A Portaria n.º 10 753, de 3 de outubro de 1943, alargou a sua capacidade à produção de cevada, ficando este organismo de coordenação económica responsável pela cerealicultura açoriana até 1972, o que o tornou num elemento “imprescindível ao bom desenvolvimento das várias atividades agrícolas e económica do arquipélago”46.
Conclusões
Através do que foi exposto, torna-se óbvio que a cerealicultura e os agentes que orbitavam em torno desta componente do setor primário foram protagonistas de conflitos, uns mais audíveis que outros, mas que, de uma maneira geral, acentuaram a sua capacidade de mobilização. A Ditadura Militar possibilitou que a condução da política económica incorporasse nas leis publicadas e instituições criadas a marca do patronato e das elites rurais, permitindo que outros elementos da sociedade se vissem prejudicados, e que no caso da cerealicultura, em determinados momentos, foram os consumidores. O equilíbrio tecido neste arco cronológico também não foi totalmente ou unicamente conduzido para que as elites ditassem os termos. Isso ficou evidente nos malogrados esforços da Moagem Micaelense em criar um monopólio insular na transformação de cereais.
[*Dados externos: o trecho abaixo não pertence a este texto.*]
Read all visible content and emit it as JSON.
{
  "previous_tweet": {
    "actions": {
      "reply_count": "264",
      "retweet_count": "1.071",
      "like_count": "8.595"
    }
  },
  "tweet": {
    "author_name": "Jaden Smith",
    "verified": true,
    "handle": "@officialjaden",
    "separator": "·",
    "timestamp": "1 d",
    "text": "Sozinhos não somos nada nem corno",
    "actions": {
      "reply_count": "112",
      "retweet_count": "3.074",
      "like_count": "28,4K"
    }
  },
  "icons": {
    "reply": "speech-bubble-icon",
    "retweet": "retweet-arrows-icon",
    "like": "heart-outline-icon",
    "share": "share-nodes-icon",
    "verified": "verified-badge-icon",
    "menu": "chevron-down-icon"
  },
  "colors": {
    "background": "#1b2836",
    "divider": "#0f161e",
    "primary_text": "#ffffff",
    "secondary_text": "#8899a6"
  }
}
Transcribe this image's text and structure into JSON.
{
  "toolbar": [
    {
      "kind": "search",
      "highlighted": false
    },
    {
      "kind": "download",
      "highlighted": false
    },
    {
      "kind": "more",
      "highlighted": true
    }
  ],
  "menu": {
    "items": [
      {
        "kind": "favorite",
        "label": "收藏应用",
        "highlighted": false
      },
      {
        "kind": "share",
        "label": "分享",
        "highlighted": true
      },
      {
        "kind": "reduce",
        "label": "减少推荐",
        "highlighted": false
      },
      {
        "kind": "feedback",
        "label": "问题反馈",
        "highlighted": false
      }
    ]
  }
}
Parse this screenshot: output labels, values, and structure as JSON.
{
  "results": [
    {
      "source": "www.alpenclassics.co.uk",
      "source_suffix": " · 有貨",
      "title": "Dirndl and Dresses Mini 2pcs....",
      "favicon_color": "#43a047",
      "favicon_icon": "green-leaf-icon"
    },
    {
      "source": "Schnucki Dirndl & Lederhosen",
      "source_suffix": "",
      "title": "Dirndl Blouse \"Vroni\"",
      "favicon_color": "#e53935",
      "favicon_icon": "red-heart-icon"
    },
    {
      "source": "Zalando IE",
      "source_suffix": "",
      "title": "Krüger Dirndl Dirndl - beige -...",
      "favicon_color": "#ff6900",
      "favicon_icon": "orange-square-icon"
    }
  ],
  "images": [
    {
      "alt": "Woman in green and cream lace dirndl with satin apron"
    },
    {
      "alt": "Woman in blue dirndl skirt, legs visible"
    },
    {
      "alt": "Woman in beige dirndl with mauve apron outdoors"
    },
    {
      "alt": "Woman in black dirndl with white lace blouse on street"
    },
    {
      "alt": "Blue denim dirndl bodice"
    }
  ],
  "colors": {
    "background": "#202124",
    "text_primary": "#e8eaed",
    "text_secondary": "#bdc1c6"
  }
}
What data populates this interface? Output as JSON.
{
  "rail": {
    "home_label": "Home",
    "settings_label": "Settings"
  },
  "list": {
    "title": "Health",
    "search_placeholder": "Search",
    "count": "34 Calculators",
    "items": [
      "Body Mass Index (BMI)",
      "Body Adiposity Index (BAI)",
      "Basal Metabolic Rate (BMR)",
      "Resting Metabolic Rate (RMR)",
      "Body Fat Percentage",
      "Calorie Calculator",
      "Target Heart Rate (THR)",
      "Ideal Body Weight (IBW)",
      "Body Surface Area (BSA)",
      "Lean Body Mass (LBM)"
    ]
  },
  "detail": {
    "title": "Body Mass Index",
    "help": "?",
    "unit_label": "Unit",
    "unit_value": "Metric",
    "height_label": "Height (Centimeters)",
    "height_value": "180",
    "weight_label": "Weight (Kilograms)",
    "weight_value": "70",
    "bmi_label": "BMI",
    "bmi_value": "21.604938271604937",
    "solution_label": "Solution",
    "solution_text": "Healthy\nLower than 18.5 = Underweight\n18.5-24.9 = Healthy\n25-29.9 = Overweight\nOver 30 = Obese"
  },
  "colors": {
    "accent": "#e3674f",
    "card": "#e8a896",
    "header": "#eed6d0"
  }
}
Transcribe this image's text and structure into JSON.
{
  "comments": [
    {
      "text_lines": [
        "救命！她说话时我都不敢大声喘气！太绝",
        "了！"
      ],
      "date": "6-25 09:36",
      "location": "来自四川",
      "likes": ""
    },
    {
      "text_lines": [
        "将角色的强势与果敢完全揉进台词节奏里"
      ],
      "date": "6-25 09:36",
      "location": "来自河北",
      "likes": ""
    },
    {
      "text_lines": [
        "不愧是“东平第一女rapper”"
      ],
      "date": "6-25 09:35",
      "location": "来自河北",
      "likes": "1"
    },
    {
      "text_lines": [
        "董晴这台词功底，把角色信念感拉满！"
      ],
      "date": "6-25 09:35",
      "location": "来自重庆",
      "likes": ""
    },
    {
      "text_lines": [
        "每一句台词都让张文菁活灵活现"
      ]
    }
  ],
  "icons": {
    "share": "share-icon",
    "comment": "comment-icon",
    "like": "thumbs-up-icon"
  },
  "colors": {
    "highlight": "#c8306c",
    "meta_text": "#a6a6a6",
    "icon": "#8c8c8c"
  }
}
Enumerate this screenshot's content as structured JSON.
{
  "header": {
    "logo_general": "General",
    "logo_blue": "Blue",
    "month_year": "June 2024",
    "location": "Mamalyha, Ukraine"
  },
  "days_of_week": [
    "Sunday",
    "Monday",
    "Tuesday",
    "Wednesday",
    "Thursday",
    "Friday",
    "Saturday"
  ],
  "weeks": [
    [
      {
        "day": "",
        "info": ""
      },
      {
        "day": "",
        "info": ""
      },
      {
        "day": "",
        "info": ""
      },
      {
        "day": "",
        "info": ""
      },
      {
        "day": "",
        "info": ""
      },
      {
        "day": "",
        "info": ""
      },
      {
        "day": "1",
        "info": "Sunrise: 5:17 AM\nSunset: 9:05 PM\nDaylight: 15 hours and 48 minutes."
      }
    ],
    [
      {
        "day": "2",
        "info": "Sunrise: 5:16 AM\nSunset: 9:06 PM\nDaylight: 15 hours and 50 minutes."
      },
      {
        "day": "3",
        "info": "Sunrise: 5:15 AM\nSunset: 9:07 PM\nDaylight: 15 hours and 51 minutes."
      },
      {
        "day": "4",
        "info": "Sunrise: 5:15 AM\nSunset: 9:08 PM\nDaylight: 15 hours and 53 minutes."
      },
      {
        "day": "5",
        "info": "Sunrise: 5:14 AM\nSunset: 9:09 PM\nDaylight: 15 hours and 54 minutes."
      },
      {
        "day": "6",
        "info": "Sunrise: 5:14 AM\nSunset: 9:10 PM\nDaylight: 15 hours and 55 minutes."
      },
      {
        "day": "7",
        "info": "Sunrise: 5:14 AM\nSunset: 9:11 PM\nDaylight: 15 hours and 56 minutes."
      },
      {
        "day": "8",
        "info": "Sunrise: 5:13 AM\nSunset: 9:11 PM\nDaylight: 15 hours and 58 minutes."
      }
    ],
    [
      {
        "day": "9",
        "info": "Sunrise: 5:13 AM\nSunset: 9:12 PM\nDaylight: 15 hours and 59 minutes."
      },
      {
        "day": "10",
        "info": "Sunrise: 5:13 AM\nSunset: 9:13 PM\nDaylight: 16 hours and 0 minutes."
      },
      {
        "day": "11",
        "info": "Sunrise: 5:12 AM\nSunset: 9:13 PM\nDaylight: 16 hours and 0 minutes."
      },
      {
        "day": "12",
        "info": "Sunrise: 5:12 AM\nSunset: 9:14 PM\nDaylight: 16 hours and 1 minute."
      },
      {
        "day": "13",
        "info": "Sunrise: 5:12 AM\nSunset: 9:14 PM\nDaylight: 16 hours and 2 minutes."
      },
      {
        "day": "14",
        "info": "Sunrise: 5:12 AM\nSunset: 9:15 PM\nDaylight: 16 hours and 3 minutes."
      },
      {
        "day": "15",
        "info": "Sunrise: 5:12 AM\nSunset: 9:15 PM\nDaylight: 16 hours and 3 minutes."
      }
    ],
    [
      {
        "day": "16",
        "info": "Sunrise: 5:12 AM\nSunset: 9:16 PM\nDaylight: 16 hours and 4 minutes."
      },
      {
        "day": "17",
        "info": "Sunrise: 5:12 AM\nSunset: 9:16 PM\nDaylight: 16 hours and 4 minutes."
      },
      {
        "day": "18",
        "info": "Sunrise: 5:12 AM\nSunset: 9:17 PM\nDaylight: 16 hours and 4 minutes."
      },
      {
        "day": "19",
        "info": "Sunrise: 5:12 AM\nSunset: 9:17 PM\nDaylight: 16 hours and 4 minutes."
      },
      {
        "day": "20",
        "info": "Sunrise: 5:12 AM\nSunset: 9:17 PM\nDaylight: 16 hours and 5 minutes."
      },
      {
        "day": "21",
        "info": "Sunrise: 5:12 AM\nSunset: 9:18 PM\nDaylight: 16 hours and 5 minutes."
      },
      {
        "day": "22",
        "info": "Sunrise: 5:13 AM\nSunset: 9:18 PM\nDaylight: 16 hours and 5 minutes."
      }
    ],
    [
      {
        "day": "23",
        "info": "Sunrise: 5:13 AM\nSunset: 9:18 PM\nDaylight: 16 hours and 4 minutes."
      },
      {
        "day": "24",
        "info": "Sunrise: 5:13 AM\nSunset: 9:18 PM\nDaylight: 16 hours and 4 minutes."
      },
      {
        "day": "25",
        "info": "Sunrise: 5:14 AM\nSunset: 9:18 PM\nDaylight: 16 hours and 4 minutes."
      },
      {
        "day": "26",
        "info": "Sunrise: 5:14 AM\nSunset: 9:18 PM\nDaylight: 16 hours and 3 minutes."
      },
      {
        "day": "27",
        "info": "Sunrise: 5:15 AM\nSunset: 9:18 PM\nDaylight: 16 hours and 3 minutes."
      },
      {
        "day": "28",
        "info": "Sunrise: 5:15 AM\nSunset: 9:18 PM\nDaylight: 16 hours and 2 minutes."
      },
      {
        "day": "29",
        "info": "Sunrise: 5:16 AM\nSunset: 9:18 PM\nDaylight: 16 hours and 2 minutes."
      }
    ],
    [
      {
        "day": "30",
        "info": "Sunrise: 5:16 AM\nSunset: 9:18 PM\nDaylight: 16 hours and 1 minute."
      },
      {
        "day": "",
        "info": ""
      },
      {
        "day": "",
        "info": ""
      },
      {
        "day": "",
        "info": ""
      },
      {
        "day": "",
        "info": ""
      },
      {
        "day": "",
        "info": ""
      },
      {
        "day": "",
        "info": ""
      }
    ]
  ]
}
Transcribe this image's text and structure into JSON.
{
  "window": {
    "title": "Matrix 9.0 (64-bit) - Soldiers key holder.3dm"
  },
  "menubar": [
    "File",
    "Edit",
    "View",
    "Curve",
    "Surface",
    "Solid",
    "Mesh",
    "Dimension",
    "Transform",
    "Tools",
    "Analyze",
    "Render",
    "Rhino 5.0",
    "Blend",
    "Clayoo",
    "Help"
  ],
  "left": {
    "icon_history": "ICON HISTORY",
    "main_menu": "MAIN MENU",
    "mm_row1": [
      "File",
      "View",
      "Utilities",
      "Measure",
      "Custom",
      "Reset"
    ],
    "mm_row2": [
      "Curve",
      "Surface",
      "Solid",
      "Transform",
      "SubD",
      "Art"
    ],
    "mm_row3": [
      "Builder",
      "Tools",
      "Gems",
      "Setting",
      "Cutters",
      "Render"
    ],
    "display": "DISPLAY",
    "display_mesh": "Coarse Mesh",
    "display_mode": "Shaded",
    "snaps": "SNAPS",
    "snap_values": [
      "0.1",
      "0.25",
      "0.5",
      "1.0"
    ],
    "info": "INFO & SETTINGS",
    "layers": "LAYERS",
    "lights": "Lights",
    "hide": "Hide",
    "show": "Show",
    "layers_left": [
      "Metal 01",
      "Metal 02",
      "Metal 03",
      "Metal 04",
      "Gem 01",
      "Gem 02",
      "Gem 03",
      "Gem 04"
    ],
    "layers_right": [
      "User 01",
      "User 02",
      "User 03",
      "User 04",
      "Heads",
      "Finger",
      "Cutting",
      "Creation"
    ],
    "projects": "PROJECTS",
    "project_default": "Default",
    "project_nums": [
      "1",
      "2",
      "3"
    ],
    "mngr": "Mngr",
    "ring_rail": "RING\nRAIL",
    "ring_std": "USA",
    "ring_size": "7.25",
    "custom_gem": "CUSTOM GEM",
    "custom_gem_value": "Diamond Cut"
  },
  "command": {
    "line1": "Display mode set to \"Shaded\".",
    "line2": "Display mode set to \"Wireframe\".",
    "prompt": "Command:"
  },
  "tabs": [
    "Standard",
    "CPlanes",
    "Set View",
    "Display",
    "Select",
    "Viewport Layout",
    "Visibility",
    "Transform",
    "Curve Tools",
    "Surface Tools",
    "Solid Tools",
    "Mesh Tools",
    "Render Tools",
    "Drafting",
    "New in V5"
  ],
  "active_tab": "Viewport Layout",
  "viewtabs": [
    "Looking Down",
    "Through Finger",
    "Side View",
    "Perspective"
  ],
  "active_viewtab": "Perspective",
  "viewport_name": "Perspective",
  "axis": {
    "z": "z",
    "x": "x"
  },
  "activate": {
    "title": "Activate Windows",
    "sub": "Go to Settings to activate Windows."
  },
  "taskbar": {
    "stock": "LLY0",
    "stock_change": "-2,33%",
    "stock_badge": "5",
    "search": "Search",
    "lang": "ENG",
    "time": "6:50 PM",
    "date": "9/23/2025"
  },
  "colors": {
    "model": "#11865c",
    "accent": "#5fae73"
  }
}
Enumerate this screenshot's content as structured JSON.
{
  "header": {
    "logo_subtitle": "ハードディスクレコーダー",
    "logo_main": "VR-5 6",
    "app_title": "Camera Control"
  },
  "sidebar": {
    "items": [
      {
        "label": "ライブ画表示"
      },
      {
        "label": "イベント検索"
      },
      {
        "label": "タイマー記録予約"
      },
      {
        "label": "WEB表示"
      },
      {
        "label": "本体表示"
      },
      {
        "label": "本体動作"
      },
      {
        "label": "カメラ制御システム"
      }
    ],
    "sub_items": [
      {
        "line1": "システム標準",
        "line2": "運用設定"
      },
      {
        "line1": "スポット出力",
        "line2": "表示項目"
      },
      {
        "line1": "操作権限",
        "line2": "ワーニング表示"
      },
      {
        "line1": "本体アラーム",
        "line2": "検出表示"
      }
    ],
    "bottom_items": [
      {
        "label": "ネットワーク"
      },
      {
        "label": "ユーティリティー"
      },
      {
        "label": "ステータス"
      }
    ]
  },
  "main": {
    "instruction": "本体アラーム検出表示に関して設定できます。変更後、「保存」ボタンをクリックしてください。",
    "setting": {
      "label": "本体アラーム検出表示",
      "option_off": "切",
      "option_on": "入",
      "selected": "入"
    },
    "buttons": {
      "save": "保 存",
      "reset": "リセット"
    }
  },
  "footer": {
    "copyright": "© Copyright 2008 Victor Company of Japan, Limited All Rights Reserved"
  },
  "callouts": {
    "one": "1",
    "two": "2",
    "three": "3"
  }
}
Atendendo à cronologia escrutinada, pode-se interrogar o seguinte: as hesitações da transição de regime e as fragilidades que lhe estão inerentes podem ser vistas como indícios de governos capturados pelos interesses? A resposta a tal questão pode ter matizes. O que o caso açoriano pode demonstrar é que este movimento não só se pode observar deste ângulo, como igualmente confirma que a importância das classes patronais apresentou modalidades de intervenção semelhantes. O que ocorreu nos Açores não se distancia de outros episódios surgidos no Portugal continental, sendo a manifestação insular da “jaula oligárquica” levando a que, tal como noutros momentos, a condução da política económica fosse feita com “uma aliança de poder, um bloco histórico entre o mando político e os interesses do negócio, que obrigava todas as frações da burguesia, buscando vantagens de curto prazo que eram sempre mais sedutoras do que a difícil e arriscada luta pela hegemonia” (Louçã, 2020, p. 200). A reconfiguração política da época, num regime que procurava apresentar-se como alternativo ao que o havia precedido, acabou por fazer emergir ou reforçar o lugar social de grupos económicos, procurando convocá-los para a avaliação aos problemas estruturais do país e estabelecendo um elenco das prioridades, sob o signo da convergência entre a ampliação da esfera de intervenção pública e a subordinação clientelar da burguesia ao Estado, num processo que não foi isento de resistências das elites.